Section: Research Program

Robust linguistic processing

Participants : Djamé Seddah, Benoît Sagot, Éric Villemonte de La Clergerie, Marie-Hélène Candito, Pierre Magistry.

The constitution of resources such as lexica or grammars raises the issues of the evaluation of these resources to assess their quality and coverage. For this reason, Alpage was the leader of the PASSAGE ANR project (ended in June 2010), which is the follow-up of the EASy parsing evaluation campaign held in 2004 and conducted by team LIR at LIMSI.

However, although developing parsing techniques, grammars (symbolic or probabilistic), and lexica constitute the key efforts towards deep large-scale linguistic processing, these components need to be included inside a full and robust processing chain, able to handle any text from any source, especially out-of-domain text genres. Such texts that exhibit properties (e.g., lexical and syntactic properties) that are different or differently distributed than what is found on standard data (e.g., training corpora for statistical parsers). The development of shallow processing chains, such as Sx Pipe , is not a trivial task [80]. Obviously, they are often used as such, and not only as pre-processing tools before parsing, since they perform the basic tasks that produce immediately usable results for many applications, such as tokenization, sentence segmentation, spelling correction (e.g., for improving the output of OCR systems), named entity detection, disambiguation and resolution, as well as morphosyntactic tagging.

Still, when used as a preliminary step before parsers, the quality of parsers' results strongly depends on the quality of such chains. This is especially the case, beyond the standard out-of-domain corpora mentioned above, for user-generated content. Indeed, until very recently out-of-domain text genres that have been prioritized have not been Web 2.0 sources, but rather biomedical texts, child language and general fiction (Brown corpus). Adaptation to user-generated content is a particularly difficult instance of the domain adaptation problem since Web 2.0 is not really a domain: it consists of utterances that are often ungrammatical. It even shares some similarities with spoken language [90]. The poor overall quality of texts found on such media lead to weak parsing and even POS-tagging results. This is because user-generated content exhibits both the same issues as other out-of-domain data, but also tremendous issues related to tokenization, typographic and spelling issues that go far beyond what statistical tools can learn from standard corpora. Even lexical specificities are often more challenging than on edited out-of-domain text, as neologisms built using productive morphological derivation, for example, are less frequent, contrarily to slang, abbreviations or technical jargon that are harder to analyse and interpret automatically.
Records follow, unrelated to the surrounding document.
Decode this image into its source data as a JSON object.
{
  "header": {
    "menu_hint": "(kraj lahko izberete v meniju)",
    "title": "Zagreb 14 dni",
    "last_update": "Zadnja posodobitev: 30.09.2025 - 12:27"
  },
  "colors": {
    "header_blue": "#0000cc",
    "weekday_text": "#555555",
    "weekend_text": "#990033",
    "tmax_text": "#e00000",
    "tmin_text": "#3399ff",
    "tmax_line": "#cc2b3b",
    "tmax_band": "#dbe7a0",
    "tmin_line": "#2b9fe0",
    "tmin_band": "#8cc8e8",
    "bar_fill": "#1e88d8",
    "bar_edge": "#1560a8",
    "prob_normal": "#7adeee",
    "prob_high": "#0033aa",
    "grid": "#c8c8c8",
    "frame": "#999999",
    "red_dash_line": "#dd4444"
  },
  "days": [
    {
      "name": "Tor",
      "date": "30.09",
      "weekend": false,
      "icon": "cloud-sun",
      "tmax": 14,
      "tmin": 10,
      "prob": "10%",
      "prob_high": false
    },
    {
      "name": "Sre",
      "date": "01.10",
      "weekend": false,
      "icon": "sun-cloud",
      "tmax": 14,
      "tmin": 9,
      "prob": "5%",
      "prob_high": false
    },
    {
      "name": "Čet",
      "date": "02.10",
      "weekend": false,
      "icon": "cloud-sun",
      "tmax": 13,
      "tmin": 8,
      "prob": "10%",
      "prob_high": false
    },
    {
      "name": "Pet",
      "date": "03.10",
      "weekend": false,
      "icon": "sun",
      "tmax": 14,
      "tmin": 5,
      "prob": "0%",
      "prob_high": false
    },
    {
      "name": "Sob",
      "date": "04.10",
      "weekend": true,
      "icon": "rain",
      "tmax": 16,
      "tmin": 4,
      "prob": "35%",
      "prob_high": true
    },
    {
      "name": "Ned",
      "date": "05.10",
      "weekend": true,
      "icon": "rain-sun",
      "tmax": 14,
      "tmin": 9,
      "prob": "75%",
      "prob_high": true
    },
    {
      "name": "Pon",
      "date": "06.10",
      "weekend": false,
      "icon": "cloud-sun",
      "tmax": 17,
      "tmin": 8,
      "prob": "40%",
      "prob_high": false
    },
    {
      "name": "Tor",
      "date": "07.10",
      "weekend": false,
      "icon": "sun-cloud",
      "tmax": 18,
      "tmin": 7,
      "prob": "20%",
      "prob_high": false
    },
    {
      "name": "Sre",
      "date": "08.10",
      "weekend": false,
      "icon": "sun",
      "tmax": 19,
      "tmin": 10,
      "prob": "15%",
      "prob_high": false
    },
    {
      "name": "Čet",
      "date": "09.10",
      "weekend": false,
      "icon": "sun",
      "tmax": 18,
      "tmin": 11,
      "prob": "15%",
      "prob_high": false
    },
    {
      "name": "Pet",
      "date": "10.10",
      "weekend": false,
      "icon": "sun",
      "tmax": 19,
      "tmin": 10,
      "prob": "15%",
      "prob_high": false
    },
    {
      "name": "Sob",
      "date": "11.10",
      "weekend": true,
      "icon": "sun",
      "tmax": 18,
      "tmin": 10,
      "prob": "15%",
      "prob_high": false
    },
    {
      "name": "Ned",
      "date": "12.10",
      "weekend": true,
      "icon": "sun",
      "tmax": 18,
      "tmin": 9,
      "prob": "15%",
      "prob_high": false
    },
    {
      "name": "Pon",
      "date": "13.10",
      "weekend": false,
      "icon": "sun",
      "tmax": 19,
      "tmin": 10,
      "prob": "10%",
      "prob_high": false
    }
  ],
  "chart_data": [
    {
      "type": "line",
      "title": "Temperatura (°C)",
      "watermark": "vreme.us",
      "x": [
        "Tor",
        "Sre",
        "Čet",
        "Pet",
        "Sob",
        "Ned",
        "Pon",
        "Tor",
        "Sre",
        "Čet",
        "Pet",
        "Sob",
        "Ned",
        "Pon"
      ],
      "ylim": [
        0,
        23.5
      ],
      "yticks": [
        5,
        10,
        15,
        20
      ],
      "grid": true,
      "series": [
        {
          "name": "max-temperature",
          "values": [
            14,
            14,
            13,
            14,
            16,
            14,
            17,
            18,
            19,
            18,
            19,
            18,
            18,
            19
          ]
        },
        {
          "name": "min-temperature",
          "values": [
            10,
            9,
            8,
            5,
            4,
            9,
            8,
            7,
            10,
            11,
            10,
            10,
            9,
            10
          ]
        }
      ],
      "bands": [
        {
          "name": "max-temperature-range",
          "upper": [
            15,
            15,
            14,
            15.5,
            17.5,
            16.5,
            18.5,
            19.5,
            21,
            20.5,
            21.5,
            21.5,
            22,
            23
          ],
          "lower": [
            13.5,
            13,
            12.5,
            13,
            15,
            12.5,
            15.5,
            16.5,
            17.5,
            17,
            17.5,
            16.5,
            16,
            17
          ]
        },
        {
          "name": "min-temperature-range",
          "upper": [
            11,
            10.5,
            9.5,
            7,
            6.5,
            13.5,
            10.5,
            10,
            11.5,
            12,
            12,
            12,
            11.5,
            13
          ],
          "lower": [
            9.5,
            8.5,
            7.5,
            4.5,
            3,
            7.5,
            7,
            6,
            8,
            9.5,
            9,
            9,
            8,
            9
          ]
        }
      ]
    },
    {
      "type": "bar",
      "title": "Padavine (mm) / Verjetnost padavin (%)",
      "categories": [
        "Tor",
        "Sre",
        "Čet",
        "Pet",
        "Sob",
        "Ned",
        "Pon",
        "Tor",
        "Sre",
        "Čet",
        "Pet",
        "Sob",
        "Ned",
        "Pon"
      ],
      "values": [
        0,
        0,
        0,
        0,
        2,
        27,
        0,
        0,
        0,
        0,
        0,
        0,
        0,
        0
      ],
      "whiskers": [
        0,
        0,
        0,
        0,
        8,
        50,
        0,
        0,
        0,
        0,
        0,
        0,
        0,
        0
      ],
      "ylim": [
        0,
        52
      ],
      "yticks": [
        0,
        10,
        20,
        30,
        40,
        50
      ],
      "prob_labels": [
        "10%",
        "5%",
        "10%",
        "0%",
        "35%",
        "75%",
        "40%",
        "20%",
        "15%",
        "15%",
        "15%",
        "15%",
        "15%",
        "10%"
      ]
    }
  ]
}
In order to fully prepare a shift toward more robustness, we developed a first version of a richly annotated corpus of user-generated French text, the French Social Media Bank [7], which includes not only POS, constituency and functional information, but also a layer of “normalized” text. This corpus is fully available and constitutes the first data set on Facebook data to date and the first instance of user generated content for a morphologically-rich language. Thanks to the support of the Labex EFL through, we are currently the finalizing the second release of this data set, extending toward a full treebank of over 4,000 sentences.
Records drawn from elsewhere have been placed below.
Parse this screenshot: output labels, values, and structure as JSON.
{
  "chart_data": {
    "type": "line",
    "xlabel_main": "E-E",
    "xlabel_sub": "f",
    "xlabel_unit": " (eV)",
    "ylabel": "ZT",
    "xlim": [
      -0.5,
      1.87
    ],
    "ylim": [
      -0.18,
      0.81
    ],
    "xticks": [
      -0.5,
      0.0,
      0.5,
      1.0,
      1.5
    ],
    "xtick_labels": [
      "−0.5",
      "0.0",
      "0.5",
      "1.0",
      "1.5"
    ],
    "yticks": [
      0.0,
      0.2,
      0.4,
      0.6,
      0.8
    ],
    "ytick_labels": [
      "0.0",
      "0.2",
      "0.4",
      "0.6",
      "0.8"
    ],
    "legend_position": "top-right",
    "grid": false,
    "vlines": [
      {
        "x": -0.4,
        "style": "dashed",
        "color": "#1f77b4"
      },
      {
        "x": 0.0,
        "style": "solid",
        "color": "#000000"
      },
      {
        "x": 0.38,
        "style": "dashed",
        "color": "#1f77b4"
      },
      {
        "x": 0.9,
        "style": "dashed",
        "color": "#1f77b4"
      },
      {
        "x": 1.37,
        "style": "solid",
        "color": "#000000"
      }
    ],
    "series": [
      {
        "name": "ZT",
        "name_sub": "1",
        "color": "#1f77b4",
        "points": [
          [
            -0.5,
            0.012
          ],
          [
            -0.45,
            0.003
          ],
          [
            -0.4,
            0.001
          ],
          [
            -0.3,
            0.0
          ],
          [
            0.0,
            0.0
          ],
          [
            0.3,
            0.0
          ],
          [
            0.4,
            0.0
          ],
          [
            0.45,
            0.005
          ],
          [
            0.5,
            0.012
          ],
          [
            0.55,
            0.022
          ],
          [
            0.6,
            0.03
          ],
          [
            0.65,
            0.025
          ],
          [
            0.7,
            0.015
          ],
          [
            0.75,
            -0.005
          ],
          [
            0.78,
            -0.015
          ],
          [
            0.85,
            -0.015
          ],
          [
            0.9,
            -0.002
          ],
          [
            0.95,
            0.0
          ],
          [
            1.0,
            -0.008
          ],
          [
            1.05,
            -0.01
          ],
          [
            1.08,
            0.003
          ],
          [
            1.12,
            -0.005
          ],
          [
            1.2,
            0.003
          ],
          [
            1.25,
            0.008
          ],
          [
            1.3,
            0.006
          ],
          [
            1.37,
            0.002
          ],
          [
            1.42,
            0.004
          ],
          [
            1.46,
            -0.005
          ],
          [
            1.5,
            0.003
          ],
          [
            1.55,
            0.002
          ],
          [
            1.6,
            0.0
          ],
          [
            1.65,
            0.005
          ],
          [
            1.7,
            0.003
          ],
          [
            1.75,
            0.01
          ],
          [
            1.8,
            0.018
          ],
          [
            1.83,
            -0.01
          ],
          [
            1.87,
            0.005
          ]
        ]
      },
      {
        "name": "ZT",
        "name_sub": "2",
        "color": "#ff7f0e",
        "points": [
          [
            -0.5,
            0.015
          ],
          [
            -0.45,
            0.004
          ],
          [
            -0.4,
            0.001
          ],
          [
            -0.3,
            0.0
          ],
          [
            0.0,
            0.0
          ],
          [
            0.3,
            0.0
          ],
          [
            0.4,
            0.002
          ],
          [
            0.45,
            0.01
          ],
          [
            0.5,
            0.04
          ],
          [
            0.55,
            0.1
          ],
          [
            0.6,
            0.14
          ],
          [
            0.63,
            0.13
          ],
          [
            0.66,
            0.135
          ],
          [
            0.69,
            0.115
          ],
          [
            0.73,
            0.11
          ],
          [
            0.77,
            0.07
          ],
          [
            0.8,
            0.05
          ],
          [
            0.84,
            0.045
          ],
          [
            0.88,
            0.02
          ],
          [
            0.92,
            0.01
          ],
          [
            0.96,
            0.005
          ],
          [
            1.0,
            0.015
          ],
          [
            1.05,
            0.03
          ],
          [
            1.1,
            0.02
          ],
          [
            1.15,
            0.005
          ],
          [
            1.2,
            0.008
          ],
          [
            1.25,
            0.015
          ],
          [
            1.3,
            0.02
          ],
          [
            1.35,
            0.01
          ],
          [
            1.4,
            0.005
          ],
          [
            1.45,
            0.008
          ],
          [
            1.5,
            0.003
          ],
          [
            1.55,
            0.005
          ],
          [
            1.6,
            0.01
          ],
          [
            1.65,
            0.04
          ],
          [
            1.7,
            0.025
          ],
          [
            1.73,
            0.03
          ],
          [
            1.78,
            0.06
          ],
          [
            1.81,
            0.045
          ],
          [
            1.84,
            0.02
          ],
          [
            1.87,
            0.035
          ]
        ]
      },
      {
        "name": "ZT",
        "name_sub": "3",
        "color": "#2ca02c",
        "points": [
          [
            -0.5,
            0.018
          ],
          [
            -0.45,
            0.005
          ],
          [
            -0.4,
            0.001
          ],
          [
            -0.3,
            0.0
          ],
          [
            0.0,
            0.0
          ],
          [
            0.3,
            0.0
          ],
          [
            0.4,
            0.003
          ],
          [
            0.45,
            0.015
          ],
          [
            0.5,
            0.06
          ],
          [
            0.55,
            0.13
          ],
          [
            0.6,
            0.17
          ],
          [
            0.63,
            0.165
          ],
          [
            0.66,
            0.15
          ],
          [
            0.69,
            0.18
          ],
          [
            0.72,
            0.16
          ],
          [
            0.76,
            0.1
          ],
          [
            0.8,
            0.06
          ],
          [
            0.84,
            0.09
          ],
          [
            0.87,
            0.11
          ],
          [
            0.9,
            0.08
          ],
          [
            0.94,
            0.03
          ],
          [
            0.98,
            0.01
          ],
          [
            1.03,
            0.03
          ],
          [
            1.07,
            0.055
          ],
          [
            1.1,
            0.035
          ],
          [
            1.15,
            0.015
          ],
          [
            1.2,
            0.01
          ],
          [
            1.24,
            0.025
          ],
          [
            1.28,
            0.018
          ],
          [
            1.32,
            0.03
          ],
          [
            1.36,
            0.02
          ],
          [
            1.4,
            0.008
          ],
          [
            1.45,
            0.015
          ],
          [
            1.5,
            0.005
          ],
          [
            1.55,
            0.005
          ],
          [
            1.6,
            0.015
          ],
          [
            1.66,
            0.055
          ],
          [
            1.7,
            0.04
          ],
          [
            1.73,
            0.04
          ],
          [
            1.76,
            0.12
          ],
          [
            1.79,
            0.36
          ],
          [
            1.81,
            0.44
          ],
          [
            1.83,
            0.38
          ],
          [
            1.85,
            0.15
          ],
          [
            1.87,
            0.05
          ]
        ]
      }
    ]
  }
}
Besides delivering a new data set, our main purpose here is to be able to compare two different approaches to user-generated content processing: either training statistical models on the original annotated text, and use them on raw new text; or developing normalization tools that help improving the consistency of the annotations, train statistical models on the normalized annotated text, and use them on normalized texts (before un-normalizing them).

However, this raises issues concerning the normalization step. A good sandbox for working on this challenging task is that of POS-tagging. For this purpose, we did leverage Alpage's work on MElt, a state-of-the art POS tagging system [68]. A first round of experiments on English have already led to promising results during the shared task on parsing user-generated content organized by Google in May 2012 [77], as Alpage was ranked second and third [88]. For achieving this result, we brought together a preliminary implementation of a normalization wrapper around the MElt POS tagger followed by a state-of-the art statistical parser improved by several domain adaptation techniques we originally developed for parsing edited out-of-domain texts. Those techniques are based on the unsupervized learning of word clusters a la Brown and benefit from morphological treatments (such as lemmatization or desinflection) [87].
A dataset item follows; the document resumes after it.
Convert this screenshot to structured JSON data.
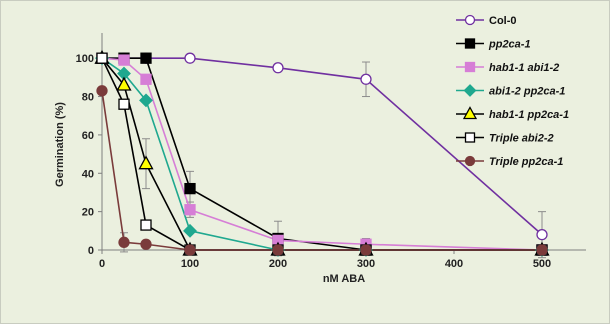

One of our objectives is to generalize the use of the normalization wrapper approach to both POS tagging and parsing, for English and French, in order to improve the quality of the output parses. However, this raises several challenges: non-standard contractions and compounds lead to unexpected syntactic structures. A first round of experiments on the French Social Media Bank showed that parsing performance on such data are much lower than expected. This is why, we are actively working to improve on the baselines we established on that matter.